The Portuguese companies Formiga Atómica, Má Criação and Teatro Experimental do Porto (TEP) will take part in Mirada – Ibero-American Festival of Performing Arts in São Paulo, Brazil, in September, the organization announced.
The festival includes 33 shows, is organized by Sesc São Paulo and will take place between September 5 and 15, with Peru as the honoured country.
“The festival presents contemporary production from Latin American countries, Spain and Portugal, bringing to the stage a diversity of languages, themes and bodies. The works include relationships with nature and indigenous and decolonial issues, provoking reflections on violence, gender, migration, displacement and power relations,” said the organizers in their description of the event.
The Formiga Atómica company will take “O Estado do Mundo (Quando Acordas)”, the first part of a diptych about the environmental and climate crisis, to Brazil.
“Placing on stage cause-effect relationships between small gestures and major consequences, the creation of the Portuguese company Formiga Atómica questions the extent to which everyday objects can be responsible for major environmental catastrophes,” reads the synopsis published by Mirada.

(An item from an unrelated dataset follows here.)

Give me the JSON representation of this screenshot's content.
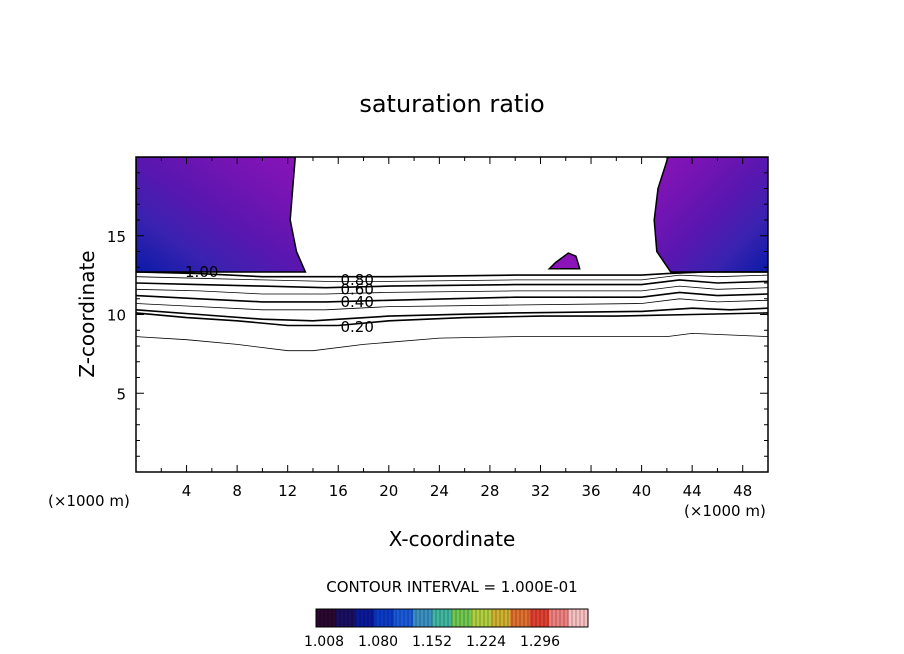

The Portuguese cultural association Má Criação has teamed up with the Brazilians Foguetes Maravilha and Dimenti to present “Subterrâneo, um Musical Obscuro”, which stems from the story of the 33 miners trapped in a cave-in in Chile in 2010.
“On stage, the image of a group of people trapped underground serves as an impetus to talk about the world that surrounds us and continually challenges us with walls, fires, bombs and speeches,” says the synopsis.
The TEP takes to the stage with the Chileans of Teatro La María in the play “G.O.L.P.”, which toured Porto in April, in which the two companies bring Portugal and Chile together in a co-production in a reconstruction of history “as it could have happened and not as it actually happened”, in other words, a uchronia, in which Portugal is the only successful communist nation, and has ‘gulags’ in the Alentejo, and Chile a democracy in crisis that aspires to be what Portugal managed to be.